Interpreting Results
Understanding Criterion Output
template_matching/cosine_similarity/128
time: [487.23 ns 489.12 ns 491.34 ns]
thrpt: [2.0353 Melem/s 2.0444 Melem/s 2.0523 Melem/s]
change: [-1.2% +0.3% +1.8%] (p = 0.72 > 0.05)
No change in performance detected.
- time: [lower bound, estimate, upper bound] with 95% confidence
- thrpt: Throughput (operations per second)

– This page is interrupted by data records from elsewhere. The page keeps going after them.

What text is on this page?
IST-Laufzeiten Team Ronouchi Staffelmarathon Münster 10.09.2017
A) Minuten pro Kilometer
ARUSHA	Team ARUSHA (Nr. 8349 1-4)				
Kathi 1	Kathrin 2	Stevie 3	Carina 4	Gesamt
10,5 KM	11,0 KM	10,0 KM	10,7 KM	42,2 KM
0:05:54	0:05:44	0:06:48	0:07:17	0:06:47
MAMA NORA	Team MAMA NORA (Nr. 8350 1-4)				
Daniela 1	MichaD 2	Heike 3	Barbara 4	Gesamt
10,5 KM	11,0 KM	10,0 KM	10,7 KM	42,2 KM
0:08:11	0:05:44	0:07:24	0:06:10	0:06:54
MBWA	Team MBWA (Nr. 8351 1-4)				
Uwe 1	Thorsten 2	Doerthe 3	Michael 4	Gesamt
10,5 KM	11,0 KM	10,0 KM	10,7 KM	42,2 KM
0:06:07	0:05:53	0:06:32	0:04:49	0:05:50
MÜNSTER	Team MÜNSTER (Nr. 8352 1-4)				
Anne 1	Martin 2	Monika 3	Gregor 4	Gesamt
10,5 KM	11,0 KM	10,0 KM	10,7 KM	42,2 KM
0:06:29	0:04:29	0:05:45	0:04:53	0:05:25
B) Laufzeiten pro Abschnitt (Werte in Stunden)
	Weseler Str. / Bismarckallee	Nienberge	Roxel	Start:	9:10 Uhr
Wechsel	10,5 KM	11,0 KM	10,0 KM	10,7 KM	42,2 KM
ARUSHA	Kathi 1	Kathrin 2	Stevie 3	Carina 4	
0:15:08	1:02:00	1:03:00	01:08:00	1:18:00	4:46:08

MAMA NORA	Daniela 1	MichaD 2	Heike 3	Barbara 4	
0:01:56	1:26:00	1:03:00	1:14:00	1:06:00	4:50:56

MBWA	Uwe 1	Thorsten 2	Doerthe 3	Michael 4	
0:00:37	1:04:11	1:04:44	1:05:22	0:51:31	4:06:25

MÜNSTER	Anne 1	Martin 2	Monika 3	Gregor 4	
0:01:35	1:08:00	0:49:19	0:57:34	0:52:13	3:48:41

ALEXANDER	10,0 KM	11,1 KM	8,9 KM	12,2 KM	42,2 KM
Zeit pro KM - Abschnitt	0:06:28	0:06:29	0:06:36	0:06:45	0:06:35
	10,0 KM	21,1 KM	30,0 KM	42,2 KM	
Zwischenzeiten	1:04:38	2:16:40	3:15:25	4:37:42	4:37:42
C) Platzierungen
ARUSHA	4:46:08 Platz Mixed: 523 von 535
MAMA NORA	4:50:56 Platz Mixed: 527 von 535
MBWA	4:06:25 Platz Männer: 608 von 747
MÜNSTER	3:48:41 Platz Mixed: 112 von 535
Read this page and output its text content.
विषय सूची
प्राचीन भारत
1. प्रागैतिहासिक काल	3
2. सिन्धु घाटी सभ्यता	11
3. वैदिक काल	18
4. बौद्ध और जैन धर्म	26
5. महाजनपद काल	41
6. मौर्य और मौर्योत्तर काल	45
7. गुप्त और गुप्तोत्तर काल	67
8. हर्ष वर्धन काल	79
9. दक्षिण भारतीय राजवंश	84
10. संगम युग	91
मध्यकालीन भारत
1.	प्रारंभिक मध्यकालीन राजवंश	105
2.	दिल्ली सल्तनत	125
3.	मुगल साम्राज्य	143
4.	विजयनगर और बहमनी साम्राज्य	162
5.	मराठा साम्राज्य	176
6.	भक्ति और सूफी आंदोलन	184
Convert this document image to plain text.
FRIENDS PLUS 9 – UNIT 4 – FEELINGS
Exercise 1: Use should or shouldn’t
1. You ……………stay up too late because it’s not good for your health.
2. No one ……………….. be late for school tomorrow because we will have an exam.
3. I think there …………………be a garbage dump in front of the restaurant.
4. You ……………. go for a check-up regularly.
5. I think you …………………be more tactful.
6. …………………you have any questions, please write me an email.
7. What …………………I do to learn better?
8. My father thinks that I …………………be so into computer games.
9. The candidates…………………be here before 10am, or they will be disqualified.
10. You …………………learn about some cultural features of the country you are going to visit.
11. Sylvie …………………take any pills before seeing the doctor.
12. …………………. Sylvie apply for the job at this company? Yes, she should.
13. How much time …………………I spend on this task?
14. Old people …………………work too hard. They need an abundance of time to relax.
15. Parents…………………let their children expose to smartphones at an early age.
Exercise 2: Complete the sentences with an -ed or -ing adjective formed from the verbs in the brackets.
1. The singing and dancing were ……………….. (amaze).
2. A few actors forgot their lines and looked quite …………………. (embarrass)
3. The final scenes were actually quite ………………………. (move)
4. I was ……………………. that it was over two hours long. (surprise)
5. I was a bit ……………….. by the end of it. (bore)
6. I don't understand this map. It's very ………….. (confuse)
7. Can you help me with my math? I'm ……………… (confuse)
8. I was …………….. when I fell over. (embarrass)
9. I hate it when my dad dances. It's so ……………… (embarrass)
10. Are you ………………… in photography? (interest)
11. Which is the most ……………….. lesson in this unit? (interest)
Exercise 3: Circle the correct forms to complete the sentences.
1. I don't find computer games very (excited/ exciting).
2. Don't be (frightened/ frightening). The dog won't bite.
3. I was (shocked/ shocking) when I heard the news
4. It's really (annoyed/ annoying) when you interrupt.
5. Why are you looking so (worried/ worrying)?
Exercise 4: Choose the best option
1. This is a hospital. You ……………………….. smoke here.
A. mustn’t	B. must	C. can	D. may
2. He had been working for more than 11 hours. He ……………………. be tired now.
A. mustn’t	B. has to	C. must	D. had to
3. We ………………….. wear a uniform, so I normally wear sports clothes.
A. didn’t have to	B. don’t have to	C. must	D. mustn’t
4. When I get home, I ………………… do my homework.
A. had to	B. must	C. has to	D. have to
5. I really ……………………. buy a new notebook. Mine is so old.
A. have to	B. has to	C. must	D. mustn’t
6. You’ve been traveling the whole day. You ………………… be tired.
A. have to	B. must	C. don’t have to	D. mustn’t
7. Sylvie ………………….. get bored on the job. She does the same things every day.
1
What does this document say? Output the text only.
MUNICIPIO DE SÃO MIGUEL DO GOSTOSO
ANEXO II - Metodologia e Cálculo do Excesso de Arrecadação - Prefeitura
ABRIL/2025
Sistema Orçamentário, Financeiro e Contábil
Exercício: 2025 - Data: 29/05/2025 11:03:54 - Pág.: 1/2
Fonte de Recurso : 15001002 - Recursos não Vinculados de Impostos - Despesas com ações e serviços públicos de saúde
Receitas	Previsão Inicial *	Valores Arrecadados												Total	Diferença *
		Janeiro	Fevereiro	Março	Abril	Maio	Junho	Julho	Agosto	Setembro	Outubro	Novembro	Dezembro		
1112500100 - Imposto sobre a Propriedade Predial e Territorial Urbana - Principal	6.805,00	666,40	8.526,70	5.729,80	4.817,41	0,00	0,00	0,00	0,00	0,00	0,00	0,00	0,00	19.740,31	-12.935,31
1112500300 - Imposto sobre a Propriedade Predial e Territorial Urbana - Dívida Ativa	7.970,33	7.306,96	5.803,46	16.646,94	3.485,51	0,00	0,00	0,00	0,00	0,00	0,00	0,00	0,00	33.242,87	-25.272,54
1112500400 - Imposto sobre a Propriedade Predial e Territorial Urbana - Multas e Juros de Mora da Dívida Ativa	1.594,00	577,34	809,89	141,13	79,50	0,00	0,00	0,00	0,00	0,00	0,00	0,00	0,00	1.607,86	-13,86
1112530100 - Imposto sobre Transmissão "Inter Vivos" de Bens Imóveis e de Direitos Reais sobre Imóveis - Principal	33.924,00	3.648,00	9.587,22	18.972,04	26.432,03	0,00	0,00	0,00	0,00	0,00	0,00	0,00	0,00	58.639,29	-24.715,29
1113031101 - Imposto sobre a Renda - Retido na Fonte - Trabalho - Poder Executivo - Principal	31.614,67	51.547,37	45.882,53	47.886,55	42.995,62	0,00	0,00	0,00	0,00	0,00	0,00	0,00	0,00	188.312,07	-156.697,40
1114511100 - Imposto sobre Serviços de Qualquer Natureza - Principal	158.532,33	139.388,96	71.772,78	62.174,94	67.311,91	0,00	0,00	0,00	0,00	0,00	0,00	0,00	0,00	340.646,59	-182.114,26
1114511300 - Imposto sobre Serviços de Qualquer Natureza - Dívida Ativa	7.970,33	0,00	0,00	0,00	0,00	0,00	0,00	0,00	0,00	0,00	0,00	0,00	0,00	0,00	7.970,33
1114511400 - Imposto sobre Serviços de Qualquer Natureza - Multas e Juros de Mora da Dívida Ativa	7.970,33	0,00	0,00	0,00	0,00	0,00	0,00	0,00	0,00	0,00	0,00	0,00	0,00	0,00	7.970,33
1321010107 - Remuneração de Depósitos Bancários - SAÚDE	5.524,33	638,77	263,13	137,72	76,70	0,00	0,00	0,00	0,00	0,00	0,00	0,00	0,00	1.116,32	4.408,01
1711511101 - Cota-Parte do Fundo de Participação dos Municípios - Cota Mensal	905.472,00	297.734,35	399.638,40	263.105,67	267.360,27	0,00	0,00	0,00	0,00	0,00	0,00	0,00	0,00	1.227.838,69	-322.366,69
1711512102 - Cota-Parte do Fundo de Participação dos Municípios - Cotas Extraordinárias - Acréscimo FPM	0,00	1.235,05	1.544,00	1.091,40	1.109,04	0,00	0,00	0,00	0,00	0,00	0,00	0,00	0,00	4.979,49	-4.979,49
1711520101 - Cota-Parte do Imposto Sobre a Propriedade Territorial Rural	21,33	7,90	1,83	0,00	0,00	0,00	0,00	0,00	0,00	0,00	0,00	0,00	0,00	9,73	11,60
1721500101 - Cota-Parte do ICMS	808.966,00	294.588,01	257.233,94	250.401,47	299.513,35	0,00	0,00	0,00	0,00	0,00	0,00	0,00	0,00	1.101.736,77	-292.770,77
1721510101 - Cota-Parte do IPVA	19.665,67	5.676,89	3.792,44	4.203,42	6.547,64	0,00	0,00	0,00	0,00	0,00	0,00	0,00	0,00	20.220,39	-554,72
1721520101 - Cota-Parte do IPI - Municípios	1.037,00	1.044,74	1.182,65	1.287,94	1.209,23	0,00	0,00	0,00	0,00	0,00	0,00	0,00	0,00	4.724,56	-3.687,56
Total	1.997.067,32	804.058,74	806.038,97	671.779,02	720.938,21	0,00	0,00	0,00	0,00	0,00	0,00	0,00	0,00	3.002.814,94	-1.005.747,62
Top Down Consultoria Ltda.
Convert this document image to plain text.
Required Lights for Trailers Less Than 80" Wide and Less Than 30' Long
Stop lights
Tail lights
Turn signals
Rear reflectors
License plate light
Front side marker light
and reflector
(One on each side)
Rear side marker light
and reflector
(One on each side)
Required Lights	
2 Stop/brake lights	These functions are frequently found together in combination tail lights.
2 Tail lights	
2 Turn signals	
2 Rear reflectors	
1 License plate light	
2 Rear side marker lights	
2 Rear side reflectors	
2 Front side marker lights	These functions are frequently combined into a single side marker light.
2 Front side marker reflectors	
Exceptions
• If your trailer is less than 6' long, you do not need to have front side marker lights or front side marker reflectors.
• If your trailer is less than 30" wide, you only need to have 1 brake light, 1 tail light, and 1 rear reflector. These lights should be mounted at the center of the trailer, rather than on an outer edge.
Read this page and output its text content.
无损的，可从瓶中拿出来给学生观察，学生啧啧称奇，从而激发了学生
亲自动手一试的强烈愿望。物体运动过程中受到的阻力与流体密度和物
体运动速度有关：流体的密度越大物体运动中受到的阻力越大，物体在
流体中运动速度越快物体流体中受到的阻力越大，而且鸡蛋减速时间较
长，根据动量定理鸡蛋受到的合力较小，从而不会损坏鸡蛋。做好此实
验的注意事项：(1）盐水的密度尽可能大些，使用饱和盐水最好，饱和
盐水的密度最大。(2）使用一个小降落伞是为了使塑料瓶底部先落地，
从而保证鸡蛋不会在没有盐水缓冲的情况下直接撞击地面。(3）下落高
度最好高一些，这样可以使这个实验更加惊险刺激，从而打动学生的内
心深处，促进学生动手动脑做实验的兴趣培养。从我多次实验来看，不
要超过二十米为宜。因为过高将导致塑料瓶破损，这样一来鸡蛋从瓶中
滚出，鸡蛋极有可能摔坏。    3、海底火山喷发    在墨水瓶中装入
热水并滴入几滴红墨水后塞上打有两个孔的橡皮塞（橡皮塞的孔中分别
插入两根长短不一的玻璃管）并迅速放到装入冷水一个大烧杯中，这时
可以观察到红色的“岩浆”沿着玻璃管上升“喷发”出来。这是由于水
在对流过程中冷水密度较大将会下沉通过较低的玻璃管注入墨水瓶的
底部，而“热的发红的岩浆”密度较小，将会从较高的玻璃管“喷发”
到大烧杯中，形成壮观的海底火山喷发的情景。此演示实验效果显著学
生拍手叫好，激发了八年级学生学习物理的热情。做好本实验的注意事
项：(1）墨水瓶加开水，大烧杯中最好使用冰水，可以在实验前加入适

- change: Comparison vs previous run (if available)
Performance Regressions
Criterion will flag significant regressions:
- Performance degraded: >5% slower with high confidence
- Performance improved: >5% faster with high confidence
Investigate regressions before merging code changes.
Adding New Benchmarks
When adding new functionality, include appropriate benchmarks:
fn bench_new_feature(c: &mut Criterion) {
let mut group = c.benchmark_group("new_feature");
// Set throughput for rate-based benchmarks
group.throughput(Throughput::Elements(1));
group.bench_function("operation_name", |b| {
// Setup (not measured)
let input = prepare_input();
b.iter(|| {
// This code is measured
black_box(your_function(black_box(&input)))
});
});
group.finish();
}
// Add to criterion_group!
criterion_group!(benches, ..., bench_new_feature);
Continuous Integration
Benchmarks should be run in CI on performance-critical PRs:
# Example GitHub Actions workflow
benchmark:
runs-on: ubuntu-latest
steps:
- uses: actions/checkout@v4
- name: Run benchmarks
run: cargo bench -p linux-hello-daemon -- --noplot
- name: Store results
uses: actions/upload-artifact@v4
with:
name: benchmark-results
path: target/criterion/
Troubleshooting
High Variance in Results
If benchmarks show high variance (wide confidence intervals):
- Close other applications
- Disable CPU frequency scaling:
sudo cpupower frequency-set -g performance - Increase sample size:
group.sample_size(200); - Run on an idle system
Benchmarks Too Slow
For slow benchmarks, reduce sample size:
group.sample_size(10); // Default is 100
group.measurement_time(std::time::Duration::from_secs(5));
Memory Issues
If benchmarks fail with OOM or memory errors:
- Reduce iteration count
- Clean up large allocations in benchmark functions
- Check for memory leaks with valgrind
License
These benchmarks are part of the Linux Hello project and are released under the GPL-3.0 license.